There were no evenings and no weekends, and when there were, they were no longer enough. I had no more reserves, no stored up resilience, and I saw the disaster that was burn out looming ahead of me. Rice would burn cooking on the stove, I would send emails before they were complete. I was doing all the things, I was just no longer doing them well. I knew that something had to change, and I began to make these small changes. I committed to getting out to our shared weekend cabin one workday a week, simply to feel my feet touch grass. I spent long stretches of time, just sitting. It didn't feel great. It felt slow. Unproductive. Like I was not getting things done.

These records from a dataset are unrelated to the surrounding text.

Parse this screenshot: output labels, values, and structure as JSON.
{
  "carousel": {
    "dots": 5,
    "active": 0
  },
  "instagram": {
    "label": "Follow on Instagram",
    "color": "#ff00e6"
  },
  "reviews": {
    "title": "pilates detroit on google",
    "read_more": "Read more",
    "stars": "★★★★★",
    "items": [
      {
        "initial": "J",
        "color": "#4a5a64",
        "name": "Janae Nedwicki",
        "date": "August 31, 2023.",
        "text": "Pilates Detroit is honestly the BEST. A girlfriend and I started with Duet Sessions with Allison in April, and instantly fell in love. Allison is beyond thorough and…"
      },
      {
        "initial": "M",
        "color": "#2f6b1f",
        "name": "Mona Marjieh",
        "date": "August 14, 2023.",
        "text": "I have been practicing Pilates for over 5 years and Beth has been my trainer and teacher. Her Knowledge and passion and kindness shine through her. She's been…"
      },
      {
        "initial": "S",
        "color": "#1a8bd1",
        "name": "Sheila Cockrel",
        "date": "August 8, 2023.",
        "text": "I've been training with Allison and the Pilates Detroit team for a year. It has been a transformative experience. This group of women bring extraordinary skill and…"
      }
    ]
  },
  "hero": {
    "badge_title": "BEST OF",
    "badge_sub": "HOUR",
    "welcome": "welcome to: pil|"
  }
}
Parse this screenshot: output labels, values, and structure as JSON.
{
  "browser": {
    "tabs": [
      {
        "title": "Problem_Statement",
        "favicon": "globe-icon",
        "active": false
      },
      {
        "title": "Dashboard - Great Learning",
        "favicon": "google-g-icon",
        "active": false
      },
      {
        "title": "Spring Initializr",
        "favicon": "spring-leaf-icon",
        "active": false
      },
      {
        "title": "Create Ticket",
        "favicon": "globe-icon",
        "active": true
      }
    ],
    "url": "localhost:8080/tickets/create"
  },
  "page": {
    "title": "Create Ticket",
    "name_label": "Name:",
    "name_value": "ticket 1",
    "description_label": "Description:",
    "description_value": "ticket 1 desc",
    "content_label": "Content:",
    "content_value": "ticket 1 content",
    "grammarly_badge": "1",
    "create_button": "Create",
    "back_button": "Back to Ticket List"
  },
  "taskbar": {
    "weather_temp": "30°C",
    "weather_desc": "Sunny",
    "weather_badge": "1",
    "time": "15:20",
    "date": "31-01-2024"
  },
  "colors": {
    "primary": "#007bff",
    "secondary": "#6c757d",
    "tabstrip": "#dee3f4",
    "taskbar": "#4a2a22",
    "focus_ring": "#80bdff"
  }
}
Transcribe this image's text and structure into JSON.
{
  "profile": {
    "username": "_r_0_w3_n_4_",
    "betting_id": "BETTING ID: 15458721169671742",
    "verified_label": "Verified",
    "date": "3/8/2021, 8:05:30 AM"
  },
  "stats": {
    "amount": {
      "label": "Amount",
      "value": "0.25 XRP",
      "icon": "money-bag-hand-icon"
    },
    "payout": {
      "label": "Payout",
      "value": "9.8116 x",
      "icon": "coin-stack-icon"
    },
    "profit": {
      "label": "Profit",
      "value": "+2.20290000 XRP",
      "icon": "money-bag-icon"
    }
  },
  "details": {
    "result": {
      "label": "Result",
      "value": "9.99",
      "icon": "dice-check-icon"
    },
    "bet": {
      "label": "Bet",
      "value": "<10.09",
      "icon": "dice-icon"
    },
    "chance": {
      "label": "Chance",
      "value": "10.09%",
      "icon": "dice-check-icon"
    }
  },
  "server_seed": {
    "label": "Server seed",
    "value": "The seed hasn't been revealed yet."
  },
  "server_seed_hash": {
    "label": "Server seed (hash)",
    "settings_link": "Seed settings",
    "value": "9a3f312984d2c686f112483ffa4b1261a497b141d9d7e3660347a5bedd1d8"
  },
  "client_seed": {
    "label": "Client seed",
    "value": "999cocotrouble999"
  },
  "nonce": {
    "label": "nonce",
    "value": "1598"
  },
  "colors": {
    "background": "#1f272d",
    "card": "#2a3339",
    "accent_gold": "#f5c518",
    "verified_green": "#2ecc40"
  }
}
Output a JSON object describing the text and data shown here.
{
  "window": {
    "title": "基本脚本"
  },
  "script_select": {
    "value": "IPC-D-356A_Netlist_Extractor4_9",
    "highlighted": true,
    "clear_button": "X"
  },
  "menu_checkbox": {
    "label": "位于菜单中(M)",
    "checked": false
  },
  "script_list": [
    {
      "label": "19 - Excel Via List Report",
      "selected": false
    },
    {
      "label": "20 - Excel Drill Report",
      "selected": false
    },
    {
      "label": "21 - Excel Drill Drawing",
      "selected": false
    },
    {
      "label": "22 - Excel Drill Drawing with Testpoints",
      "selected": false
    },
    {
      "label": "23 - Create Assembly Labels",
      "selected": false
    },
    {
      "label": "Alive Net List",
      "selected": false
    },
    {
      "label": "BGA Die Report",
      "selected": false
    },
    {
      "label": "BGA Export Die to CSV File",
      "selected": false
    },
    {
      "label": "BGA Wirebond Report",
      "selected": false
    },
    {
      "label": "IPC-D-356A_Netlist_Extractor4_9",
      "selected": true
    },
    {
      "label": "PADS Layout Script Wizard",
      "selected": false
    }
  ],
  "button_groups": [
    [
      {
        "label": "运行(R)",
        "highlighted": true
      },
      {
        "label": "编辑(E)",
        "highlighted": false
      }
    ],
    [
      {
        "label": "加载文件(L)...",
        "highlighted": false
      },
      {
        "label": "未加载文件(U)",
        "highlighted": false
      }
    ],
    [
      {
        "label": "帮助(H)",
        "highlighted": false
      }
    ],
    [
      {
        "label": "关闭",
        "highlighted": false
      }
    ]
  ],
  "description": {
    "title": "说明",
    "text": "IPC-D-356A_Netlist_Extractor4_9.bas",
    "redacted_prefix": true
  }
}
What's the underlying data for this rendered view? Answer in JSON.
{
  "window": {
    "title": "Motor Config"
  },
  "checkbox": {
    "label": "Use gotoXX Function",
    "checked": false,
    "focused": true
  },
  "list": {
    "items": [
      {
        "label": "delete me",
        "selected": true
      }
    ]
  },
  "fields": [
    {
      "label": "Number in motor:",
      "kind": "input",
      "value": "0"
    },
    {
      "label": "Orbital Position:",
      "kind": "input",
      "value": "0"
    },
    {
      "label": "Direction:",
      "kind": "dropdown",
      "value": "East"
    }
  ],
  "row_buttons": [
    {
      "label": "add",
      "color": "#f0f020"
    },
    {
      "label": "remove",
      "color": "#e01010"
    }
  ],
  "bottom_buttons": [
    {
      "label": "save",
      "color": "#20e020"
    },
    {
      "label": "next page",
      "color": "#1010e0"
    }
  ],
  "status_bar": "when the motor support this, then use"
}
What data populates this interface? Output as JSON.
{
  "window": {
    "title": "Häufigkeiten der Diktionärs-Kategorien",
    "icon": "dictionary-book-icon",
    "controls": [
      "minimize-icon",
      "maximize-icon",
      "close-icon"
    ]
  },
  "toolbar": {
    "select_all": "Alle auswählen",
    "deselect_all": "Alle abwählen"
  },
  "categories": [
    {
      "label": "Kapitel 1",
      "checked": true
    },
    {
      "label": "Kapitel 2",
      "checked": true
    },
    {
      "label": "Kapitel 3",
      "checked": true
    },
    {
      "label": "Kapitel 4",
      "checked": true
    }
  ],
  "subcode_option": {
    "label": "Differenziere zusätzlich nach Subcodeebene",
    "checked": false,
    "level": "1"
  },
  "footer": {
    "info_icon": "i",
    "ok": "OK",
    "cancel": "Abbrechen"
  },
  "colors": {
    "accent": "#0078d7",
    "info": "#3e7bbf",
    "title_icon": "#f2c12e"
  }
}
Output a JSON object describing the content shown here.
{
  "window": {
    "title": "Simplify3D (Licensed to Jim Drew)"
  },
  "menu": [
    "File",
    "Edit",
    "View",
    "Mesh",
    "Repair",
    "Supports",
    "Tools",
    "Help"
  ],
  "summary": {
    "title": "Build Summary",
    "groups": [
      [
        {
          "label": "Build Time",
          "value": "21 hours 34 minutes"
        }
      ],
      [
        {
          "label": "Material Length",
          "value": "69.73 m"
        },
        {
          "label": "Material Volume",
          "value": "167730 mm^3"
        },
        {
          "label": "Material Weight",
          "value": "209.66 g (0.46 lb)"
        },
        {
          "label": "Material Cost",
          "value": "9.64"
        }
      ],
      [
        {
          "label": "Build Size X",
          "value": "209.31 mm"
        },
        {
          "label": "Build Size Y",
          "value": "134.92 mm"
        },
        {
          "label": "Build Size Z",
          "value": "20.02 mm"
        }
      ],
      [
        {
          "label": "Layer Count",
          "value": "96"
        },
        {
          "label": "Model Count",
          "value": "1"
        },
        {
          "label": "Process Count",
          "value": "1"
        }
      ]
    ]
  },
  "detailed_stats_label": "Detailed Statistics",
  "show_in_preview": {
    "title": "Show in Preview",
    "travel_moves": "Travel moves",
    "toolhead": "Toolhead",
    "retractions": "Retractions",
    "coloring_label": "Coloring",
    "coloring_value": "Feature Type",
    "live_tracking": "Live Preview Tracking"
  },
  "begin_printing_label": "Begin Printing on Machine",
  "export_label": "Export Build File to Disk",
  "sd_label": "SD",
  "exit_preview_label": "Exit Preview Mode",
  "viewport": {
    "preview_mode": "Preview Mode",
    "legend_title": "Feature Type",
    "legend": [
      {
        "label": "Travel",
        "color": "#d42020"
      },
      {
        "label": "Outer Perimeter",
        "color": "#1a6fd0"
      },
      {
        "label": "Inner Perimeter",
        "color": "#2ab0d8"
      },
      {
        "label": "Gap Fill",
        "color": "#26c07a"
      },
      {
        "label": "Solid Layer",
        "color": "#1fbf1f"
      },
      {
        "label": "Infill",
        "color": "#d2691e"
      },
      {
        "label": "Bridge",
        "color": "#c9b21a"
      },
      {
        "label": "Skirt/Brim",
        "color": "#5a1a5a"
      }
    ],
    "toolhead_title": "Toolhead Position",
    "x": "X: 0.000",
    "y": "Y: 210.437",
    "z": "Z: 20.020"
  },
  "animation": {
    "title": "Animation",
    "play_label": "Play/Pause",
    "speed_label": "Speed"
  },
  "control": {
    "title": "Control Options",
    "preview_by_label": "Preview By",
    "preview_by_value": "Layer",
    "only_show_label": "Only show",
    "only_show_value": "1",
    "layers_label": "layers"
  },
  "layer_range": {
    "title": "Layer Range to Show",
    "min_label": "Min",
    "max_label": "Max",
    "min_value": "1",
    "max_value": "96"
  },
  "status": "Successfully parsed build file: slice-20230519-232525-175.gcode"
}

This didn't resonate well with my beliefs about who I was. I could no longer do it all. OK - I thought, so let's get back to the basics. What if I really focus on yoga, meditation, mindfulness? I didn't really like the idea that me, as a yoga teacher, as a mindful and self aware person, would let herself hit a burnout. It was a renewed commitment to these things, that brought me to this very simple sentence : Multitasking is the opposite of mindfulness. By re-prioritizing my beliefs around me being a mindful person, I was able to let go of the harmful belief that multitasking was good.
The learning for me was becoming very clear which underlying beliefs were motivating my (destructive) behaviour - and to replace these with positive beliefs that aligned with how I saw myself, and the person I wanted to be. Graceful, composed, calm, on time:) My habit of multitasking was undermining my ability to show up as I wanted. With this awareness, I committed myself to daily practices in mindfulness : like committing to my gratitude journal, really getting up early to sit and meditate, noticing where my attention was going, and committing to doing only one thing at a time. Yes, I did less, but the quality of all my experiences was better. My mind was better.
My challenge for you: take one day to observe how you are show up for your day, and commit to do things one at a time. Let me know how it goes!